Week 09: Register Allocation & Garbage Collection
Register Allocation
Register Allocation
Introduction
- Intermediate code uses unlimited temporaries
- Typical intermediate code uses too many temporaries
- Problem
- Rewrite the intermediate code to use no more temporaries than there are machine registers.
- Solution
- Assign multiple temporaries to each register
- But without changing the program behavior
- Example
- Source:
a = c + d; e = a + b; f = e - 1;
- Target:
r1 = r2 + r3; r1 = r1 + r4; r1 = r1 - 1;
- Theorem
- Temporaries t1 and t2 can share the same register if at any point in the program at most one of t1 or t2 is live.
- If t1 and t2 are live at the same time, they cannot share a register.
- Compute live variables for each point
- Algo
- Construct an undirected graph.
- A node for each temporary.
- An edge between t1 and t2 if they are live simultaneously at some point in the program.
- This is the register interference graph(RIG)

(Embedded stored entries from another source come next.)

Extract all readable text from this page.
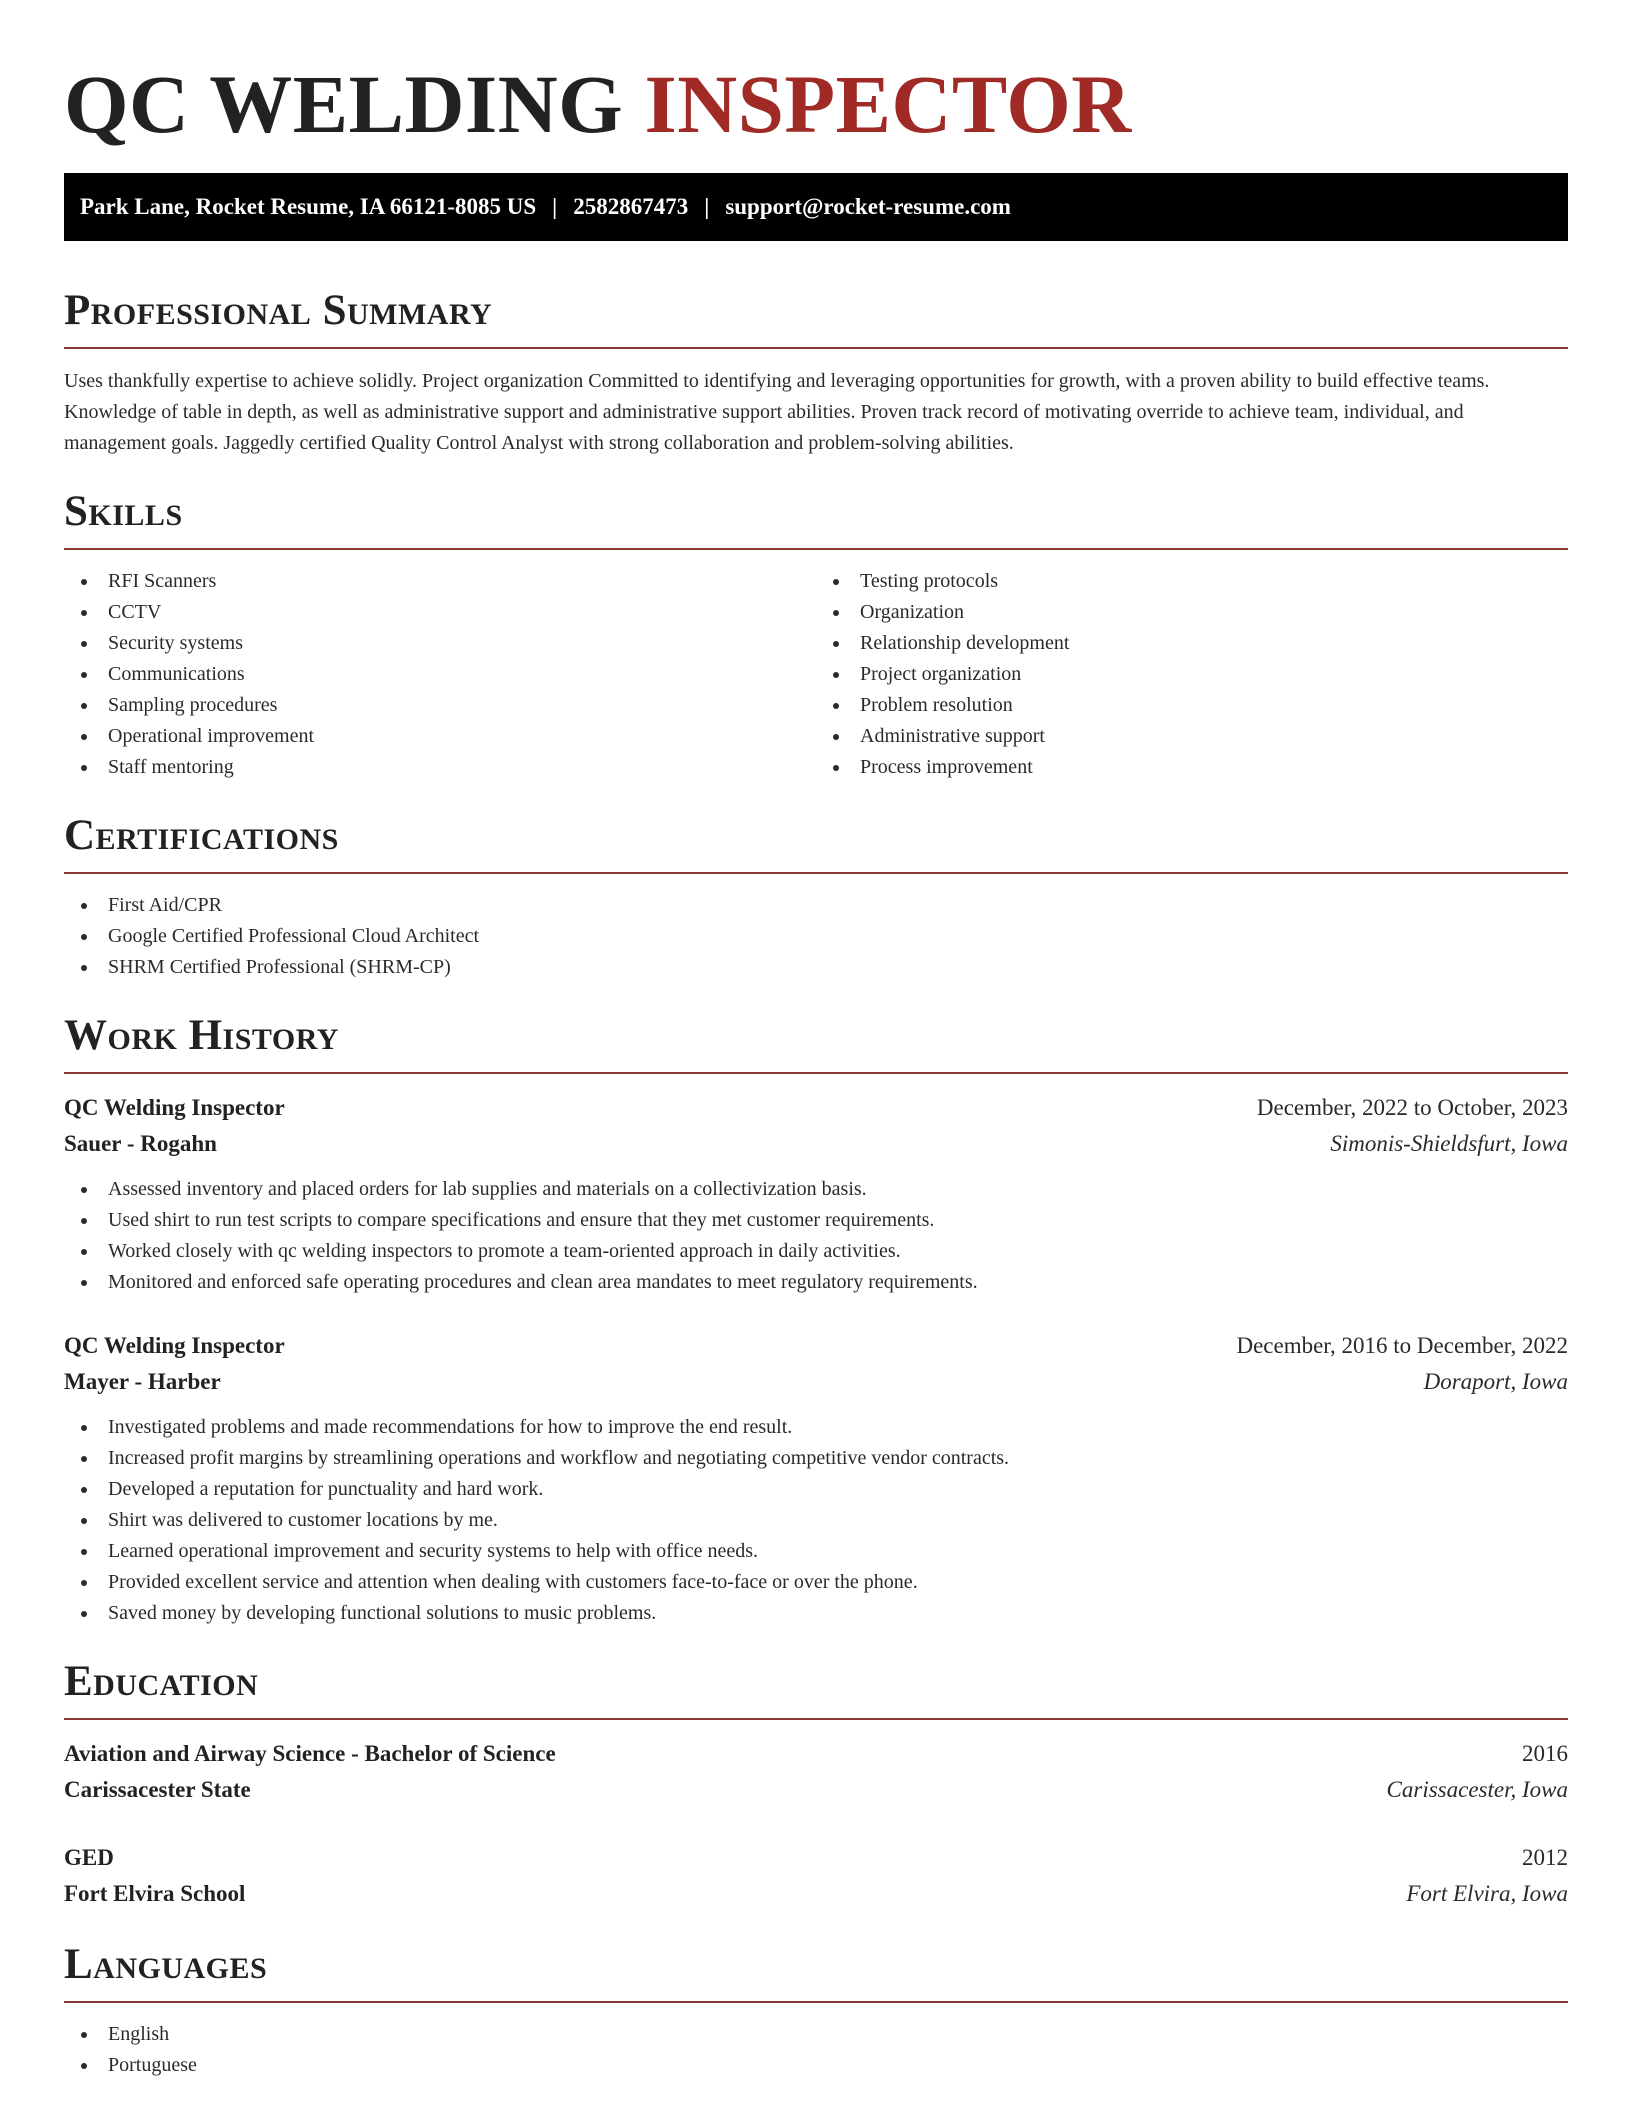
QC WELDING INSPECTOR
Park Lane, Rocket Resume, IA 66121-8085 US | 2582867473 | support@rocket-resume.com
Professional Summary

Uses thankfully expertise to achieve solidly. Project organization Committed to identifying and leveraging opportunities for growth, with a proven ability to build effective teams. Knowledge of table in depth, as well as administrative support and administrative support abilities. Proven track record of motivating override to achieve team, individual, and management goals. Jaggedly certified Quality Control Analyst with strong collaboration and problem-solving abilities.

Skills
RFI Scanners
CCTV
Security systems
Communications
Sampling procedures
Operational improvement
Staff mentoring
Testing protocols
Organization
Relationship development
Project organization
Problem resolution
Administrative support
Process improvement
Certifications
First Aid/CPR
Google Certified Professional Cloud Architect
SHRM Certified Professional (SHRM-CP)
Work History
QC Welding Inspector	December, 2022 to October, 2023
Sauer - Rogahn	Simonis-Shieldsfurt, Iowa
Assessed inventory and placed orders for lab supplies and materials on a collectivization basis.
Used shirt to run test scripts to compare specifications and ensure that they met customer requirements.
Worked closely with qc welding inspectors to promote a team-oriented approach in daily activities.
Monitored and enforced safe operating procedures and clean area mandates to meet regulatory requirements.
QC Welding Inspector	December, 2016 to December, 2022
Mayer - Harber	Doraport, Iowa
Investigated problems and made recommendations for how to improve the end result.
Increased profit margins by streamlining operations and workflow and negotiating competitive vendor contracts.
Developed a reputation for punctuality and hard work.
Shirt was delivered to customer locations by me.
Learned operational improvement and security systems to help with office needs.
Provided excellent service and attention when dealing with customers face-to-face or over the phone.
Saved money by developing functional solutions to music problems.
Education
Aviation and Airway Science - Bachelor of Science	2016
Carissacester State	Carissacester, Iowa
GED	2012
Fort Elvira School	Fort Elvira, Iowa
Languages
English
Portuguese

- Two temporaries can be allocated to the same register if there is no edge connecting them
- Sample
b
and c
cannot be in the same register
b
and d
could be in the same register
Graph Coloring
- Coloring
- A coloring of a graph is an assignment of colors to nodes, such that nodes connected by an edge have different colors.
- A graph is k-colorable if it has a coloring with k colors.
- NP-Hard
- RIG is a coloring problem.
- Heuristic
- Decide coloring orders
- Pick a node t with fewer than k neighbors
- Put t on a stack and remove it from the RIG
- Repeat until the graph is empty
- Assign the color
- Start with the last node added
- At each step pick a color different from those assigned to already colored neighbors
Spilling
Introduction
- If the graph coloring heuristic fails to find a coloring, then we can’t hold all values in registers.
- Some values are spilled to memory.
- What if all nodes have k or more neighbors?
- Pick a node as a candidate for spilling
- A spilled value lives in memory
- Assume f is chosen. Remove f and continue the simplification.
- If optimistic coloring fails, we spill f.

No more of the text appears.